Mr Salama recalls a friend who met him late one night two summers ago, angry and fuming after work.
“He said, 'Imagine, I spent 10 hours today in a settlement cleaning the water and swimming pool and when I’m back home I didn’t find water for a shower.' And its just two kilometres between the village and the settlement.”
Over in the South Hebron Hills, farmers often struggle to afford water for both their families and their livestock.
Amer Dababsee, 37, lives in the isolated village of Khallet ad-Daba’a, where a four-wheel-drive is needed to travel the rocky road leading to it. Mr Dababsee says he barely gets by by growing wheat, along with occasional European grants to help the villagers remain, like the one that enabled him to remodel his small house.
Mr Dababsee has a hand-drawn well, no electricity supply and spends about 600 shekels (Dh618) every two months on water.
“You do what you can,” he says of his options in remaining. “Annex or don't annex, we are here.”
Nearby his mother, Amina, 67, has a well with a pump powered by solar panels, also funded by European aid. As she has aged, she says, she has been unable to leave their isolated hamlet of 12 families.
The topography of the West Bank in some places appears timeless and in others is changing fast – dynamics the Oslo accords could not have accounted for 25 years ago. Auja, for example, is located in Area A off of Route 90. But if Palestinian police want to go to neighbouring Jericho, also in Area A, they must co-ordinate with Israeli authorities to cross highway since it is considered Area C and PA police cannot work here.

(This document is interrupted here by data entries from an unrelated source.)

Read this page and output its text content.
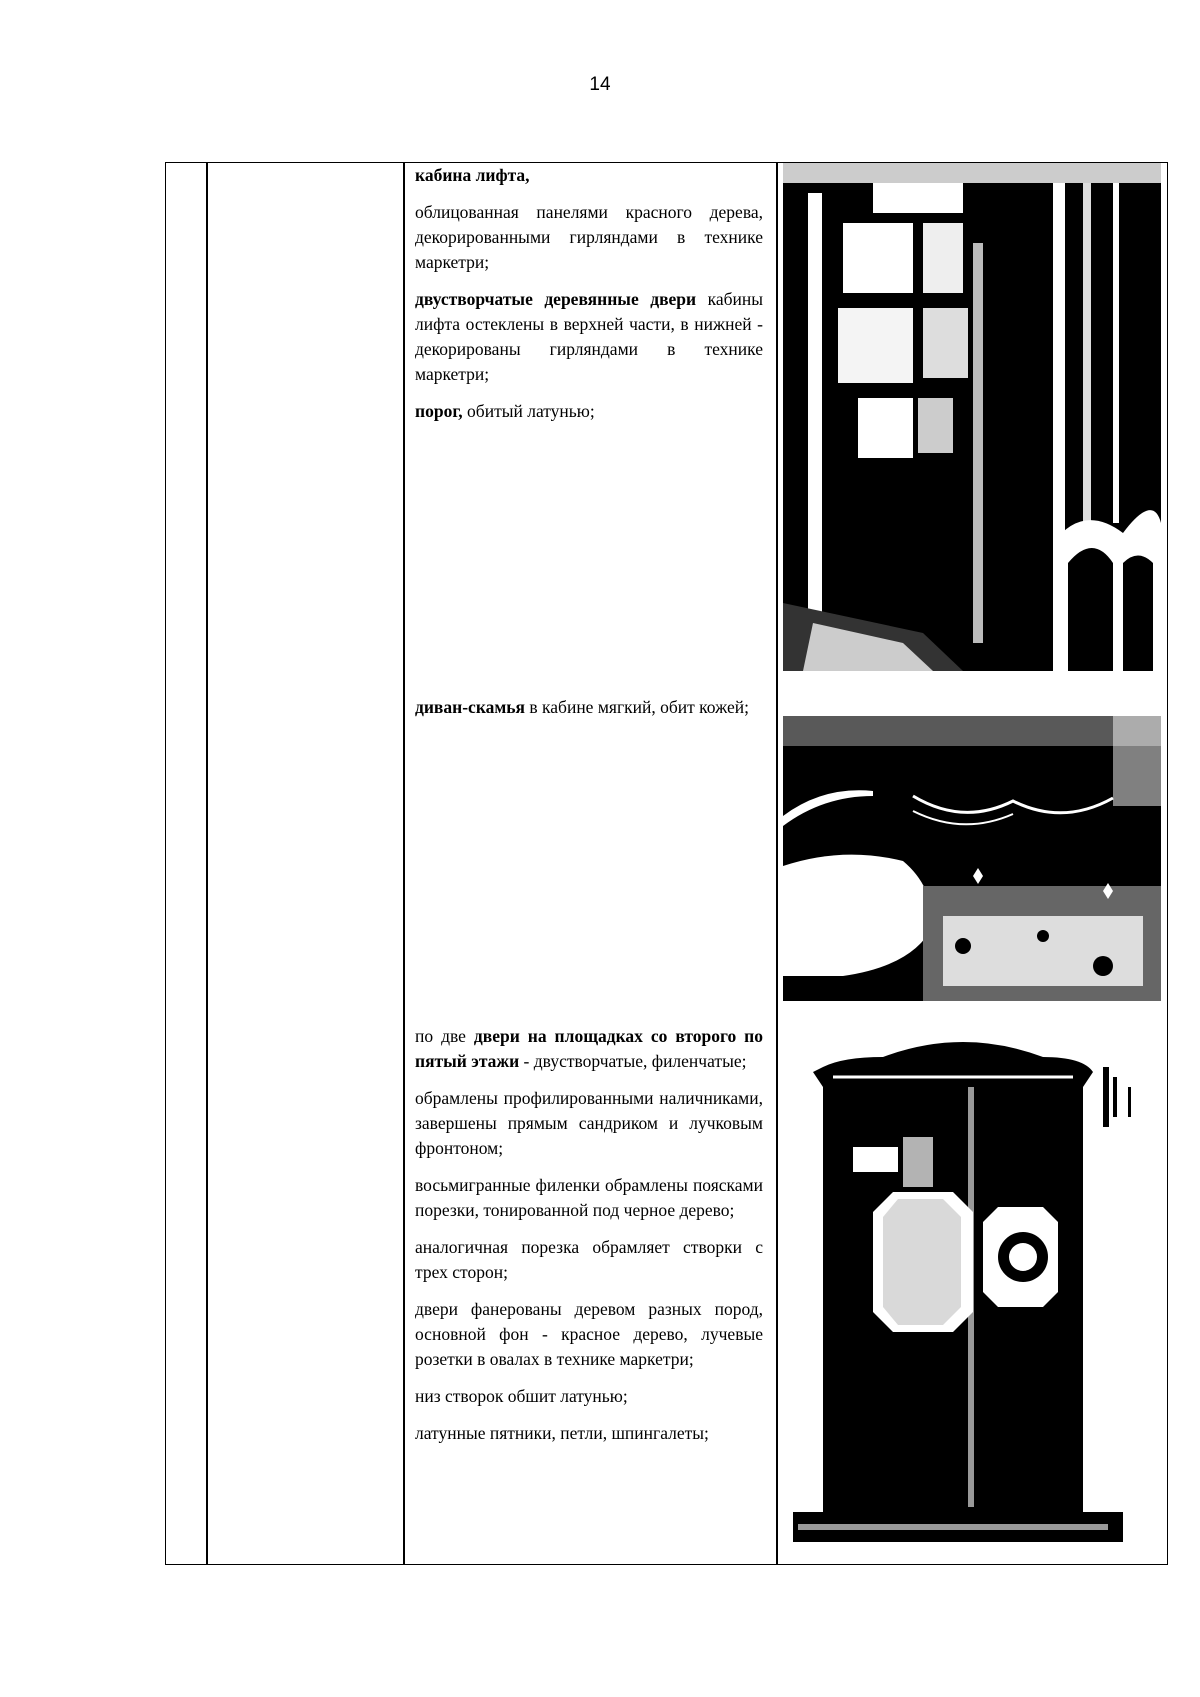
14

кабина лифта,

облицованная панелями красного дерева, декорированными гирляндами в технике маркетри;

двустворчатые деревянные двери кабины лифта остеклены в верхней части, в нижней - декорированы гирляндами в технике маркетри;

порог, обитый латунью;

диван-скамья в кабине мягкий, обит кожей;

по две двери на площадках со второго по пятый этажи - двустворчатые, филенчатые;

обрамлены профилированными наличниками, завершены прямым сандриком и лучковым фронтоном;

восьмигранные филенки обрамлены поясками порезки, тонированной под черное дерево;

аналогичная порезка обрамляет створки с трех сторон;

двери фанерованы деревом разных пород, основной фон - красное дерево, лучевые розетки в овалах в технике маркетри;

низ створок обшит латунью;

латунные пятники, петли, шпингалеты;
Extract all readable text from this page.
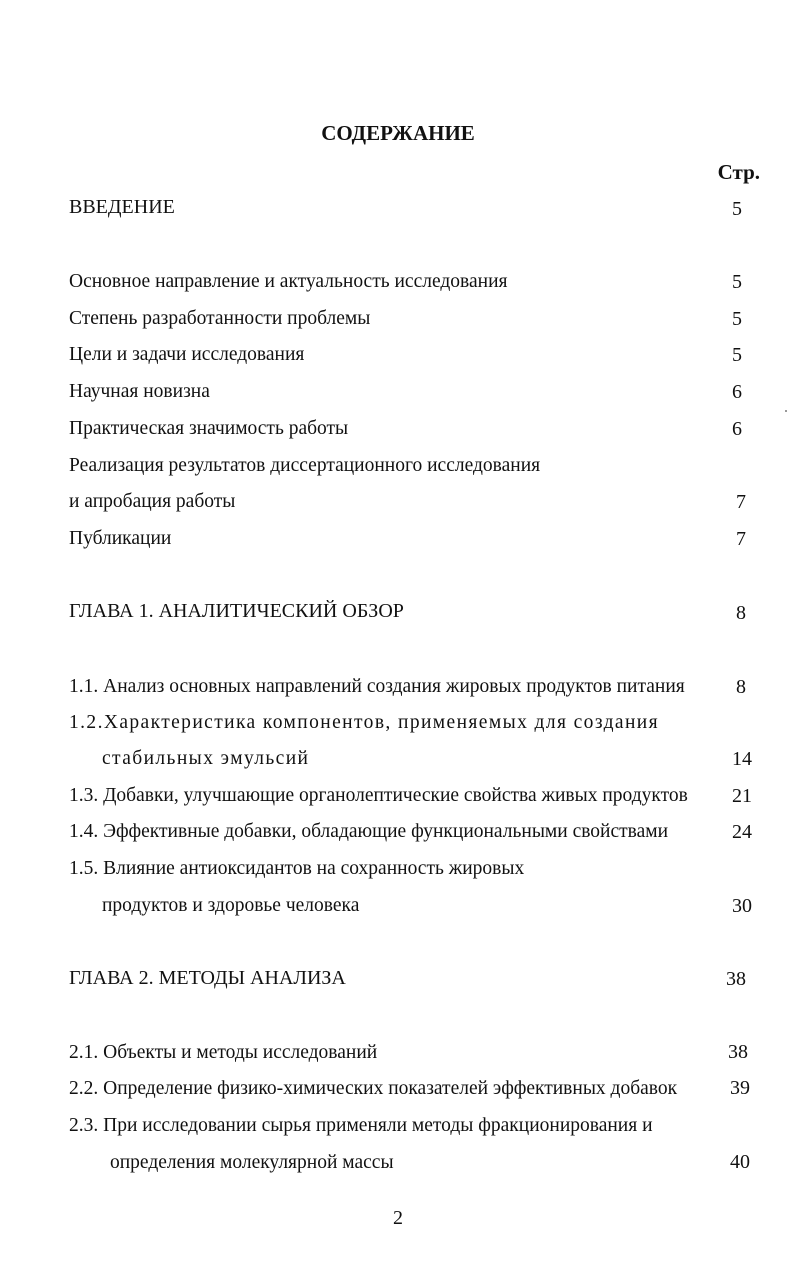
СОДЕРЖАНИЕ
Стр.
ВВЕДЕНИЕ	5
Основное направление и актуальность исследования	5
Степень разработанности проблемы	5
Цели и задачи исследования	5
Научная новизна	6
Практическая значимость работы	6
Реализация результатов диссертационного исследования
и апробация работы	7
Публикации	7
ГЛАВА 1. АНАЛИТИЧЕСКИЙ ОБЗОР	8
1.1. Анализ основных направлений создания жировых продуктов питания	8
1.2.Характеристика компонентов, применяемых для создания
стабильных эмульсий	14
1.3. Добавки, улучшающие органолептические свойства живых продуктов	21
1.4. Эффективные добавки, обладающие функциональными свойствами	24
1.5. Влияние антиоксидантов на сохранность жировых
продуктов и здоровье человека	30
ГЛАВА 2. МЕТОДЫ АНАЛИЗА	38
2.1. Объекты и методы исследований	38
2.2. Определение физико-химических показателей эффективных добавок	39
2.3. При исследовании сырья применяли методы фракционирования и
определения молекулярной массы	40
2
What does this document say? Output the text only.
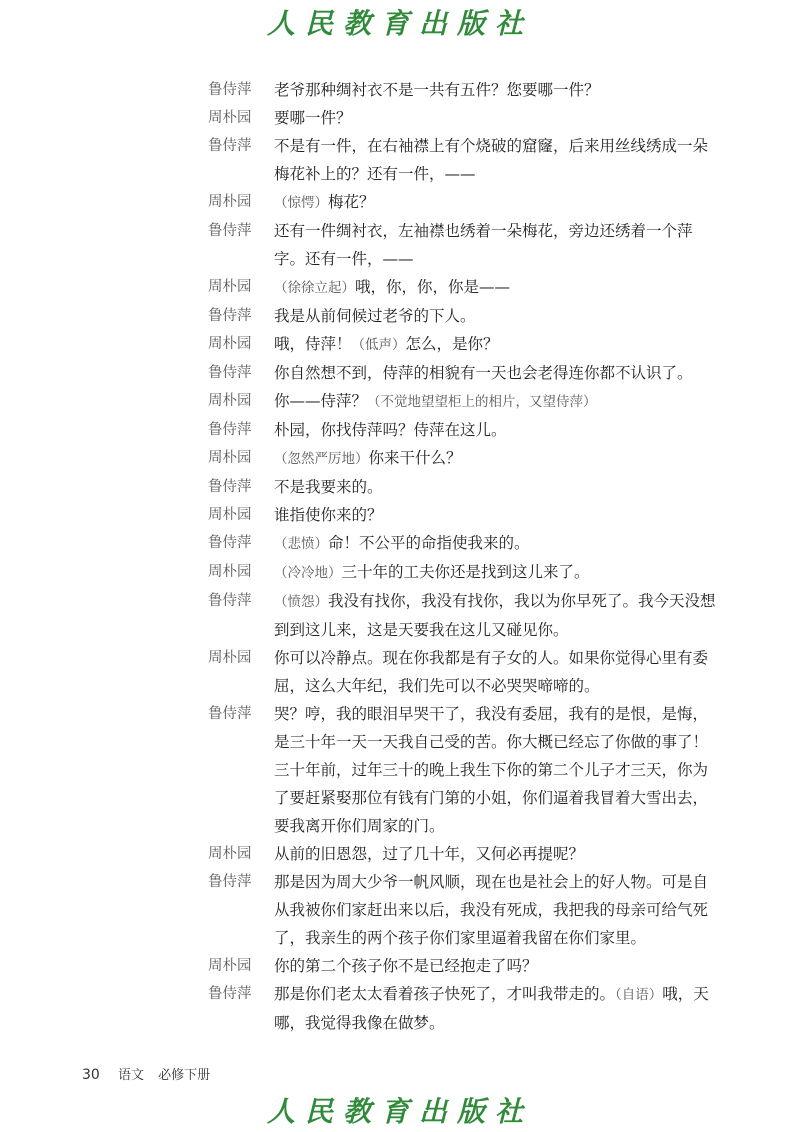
人民教育出版社
鲁侍萍	老爷那种绸衬衣不是一共有五件？您要哪一件？
周朴园	要哪一件？
鲁侍萍	不是有一件，在右袖襟上有个烧破的窟窿，后来用丝线绣成一朵梅花补上的？还有一件，——
周朴园	（惊愕）梅花？
鲁侍萍	还有一件绸衬衣，左袖襟也绣着一朵梅花，旁边还绣着一个萍字。还有一件，——
周朴园	（徐徐立起）哦，你，你，你是——
鲁侍萍	我是从前伺候过老爷的下人。
周朴园	哦，侍萍！（低声）怎么，是你？
鲁侍萍	你自然想不到，侍萍的相貌有一天也会老得连你都不认识了。
周朴园	你——侍萍？（不觉地望望柜上的相片，又望侍萍）
鲁侍萍	朴园，你找侍萍吗？侍萍在这儿。
周朴园	（忽然严厉地）你来干什么？
鲁侍萍	不是我要来的。
周朴园	谁指使你来的？
鲁侍萍	（悲愤）命！不公平的命指使我来的。
周朴园	（冷冷地）三十年的工夫你还是找到这儿来了。
鲁侍萍	（愤怨）我没有找你，我没有找你，我以为你早死了。我今天没想到到这儿来，这是天要我在这儿又碰见你。
周朴园	你可以冷静点。现在你我都是有子女的人。如果你觉得心里有委屈，这么大年纪，我们先可以不必哭哭啼啼的。
鲁侍萍	哭？哼，我的眼泪早哭干了，我没有委屈，我有的是恨，是悔，是三十年一天一天我自己受的苦。你大概已经忘了你做的事了！三十年前，过年三十的晚上我生下你的第二个儿子才三天，你为了要赶紧娶那位有钱有门第的小姐，你们逼着我冒着大雪出去，要我离开你们周家的门。
周朴园	从前的旧恩怨，过了几十年，又何必再提呢？
鲁侍萍	那是因为周大少爷一帆风顺，现在也是社会上的好人物。可是自从我被你们家赶出来以后，我没有死成，我把我的母亲可给气死了，我亲生的两个孩子你们家里逼着我留在你们家里。
周朴园	你的第二个孩子你不是已经抱走了吗？
鲁侍萍	那是你们老太太看着孩子快死了，才叫我带走的。（自语）哦，天哪，我觉得我像在做梦。
30 语文 必修下册
人民教育出版社
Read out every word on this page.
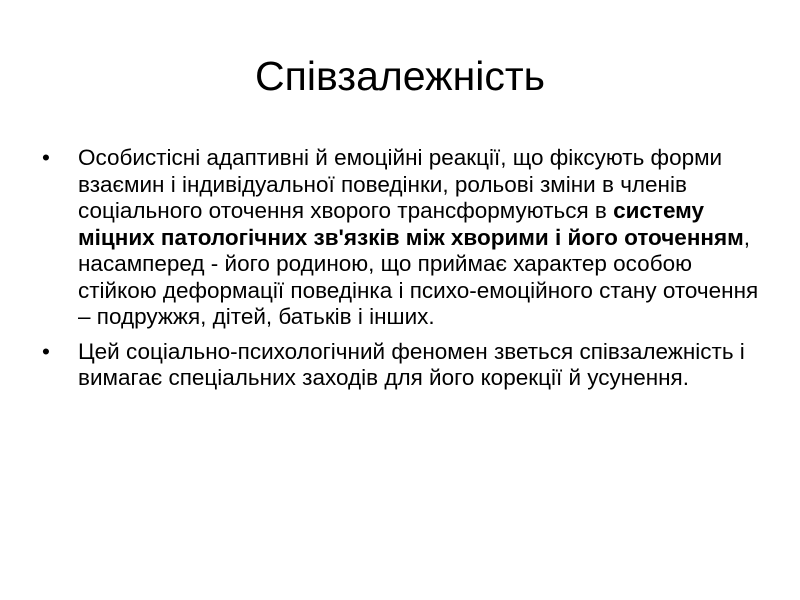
Співзалежність
•	Особистісні адаптивні й емоційні реакції, що фіксують форми взаємин і індивідуальної поведінки, рольові зміни в членів соціального оточення хворого трансформуються в систему міцних патологічних зв'язків між хворими і його оточенням, насамперед - його родиною, що приймає характер особою стійкою деформації поведінка і психо-емоційного стану оточення – подружжя, дітей, батьків і інших.
•	Цей соціально-психологічний феномен зветься співзалежність і вимагає спеціальних заходів для його корекції й усунення.
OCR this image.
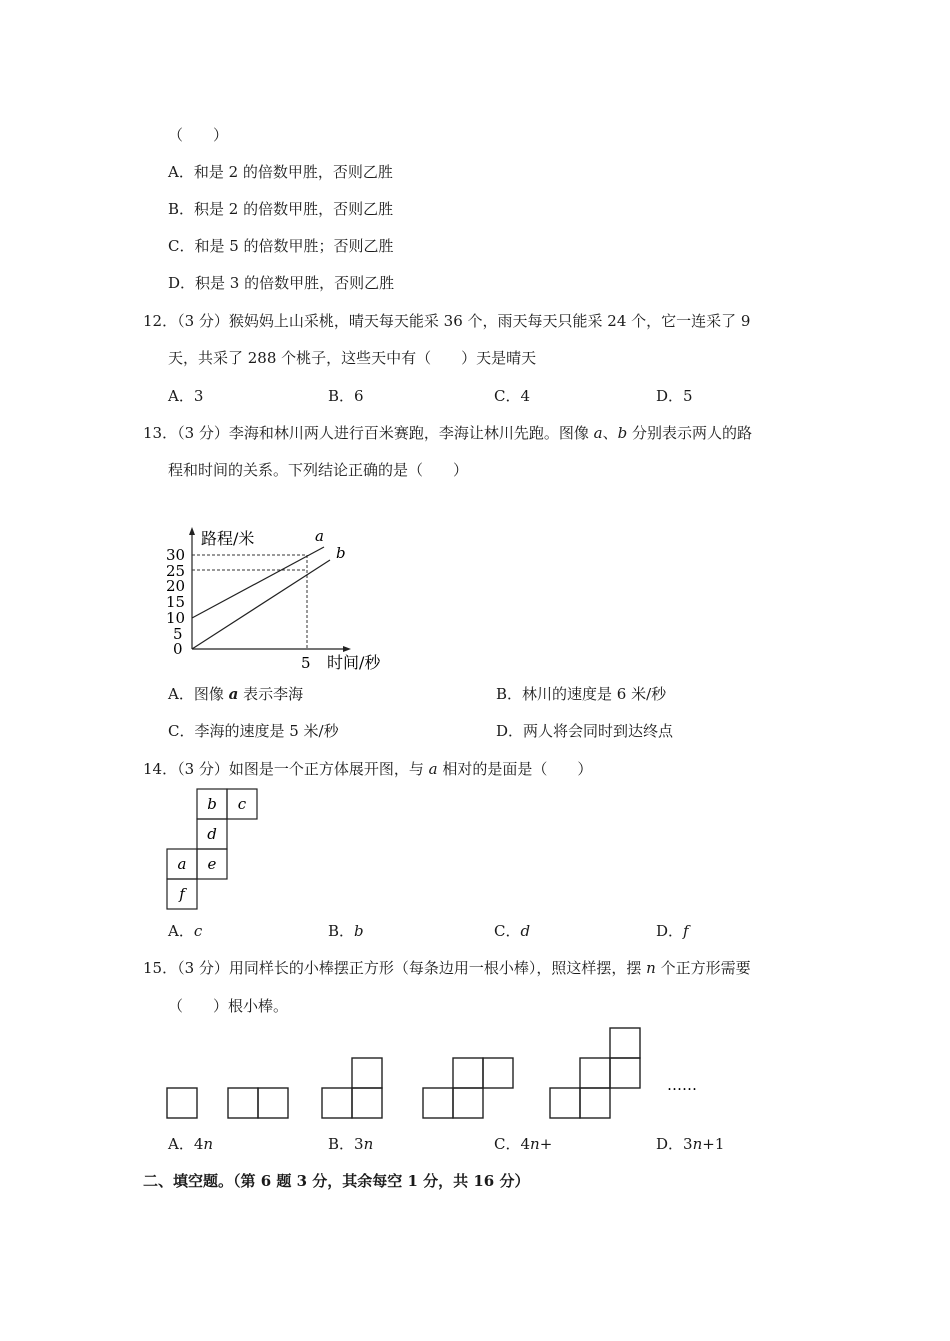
（　　）
A．和是 2 的倍数甲胜，否则乙胜
B．积是 2 的倍数甲胜，否则乙胜
C．和是 5 的倍数甲胜；否则乙胜
D．积是 3 的倍数甲胜，否则乙胜
12．（3 分）猴妈妈上山采桃，晴天每天能采 36 个，雨天每天只能采 24 个，它一连采了 9
天，共采了 288 个桃子，这些天中有（　　）天是晴天
A．3	B．6	C．4	D．5
13．（3 分）李海和林川两人进行百米赛跑，李海让林川先跑。图像 a、b 分别表示两人的路
程和时间的关系。下列结论正确的是（　　）
路程/米
时间/秒
30
25
20
15
10
5
0
5
a
b
A．图像 a 表示李海	B．林川的速度是 6 米/秒
C．李海的速度是 5 米/秒	D．两人将会同时到达终点
14．（3 分）如图是一个正方体展开图，与 a 相对的是面是（　　）
b c
d
a e
f
A．c	B．b	C．d	D．f
15．（3 分）用同样长的小棒摆正方形（每条边用一根小棒），照这样摆，摆 n 个正方形需要
（　　）根小棒。
……
A．4n	B．3n	C．4n+	D．3n+1
二、填空题。（第 6 题 3 分，其余每空 1 分，共 16 分）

Also at the receiving end of these water and sovereignty woes is a 60-year-old shepherd in Auja who gave his nickname as Abu Ibrahim. He says he spends on average 300 shekels a month, about a quarter of his monthly expenses, on water for his family and goats and sheep. There is water in his well from December to April — but after that he is at the mercy of private water suppliers, often simply someone with a lorry and a water connection.
Abu Ibrahim has spent his whole life here. But he says he is not fond of his newer neighbours: rich Palestinians, often from Ramallah or Jerusalem, who do not care about agriculture and bought the land for weekend getaways from farmers whose land and livelihoods dried up.
He points to a tall tree that has toppled sideways onto an unused building, its roots ripped up from the dry earth and left exposed. The lack of water killed it, he says.
As another summer begins, conditions appear ripe for more uprooted trees to dot the Palestinian West Bank landscape.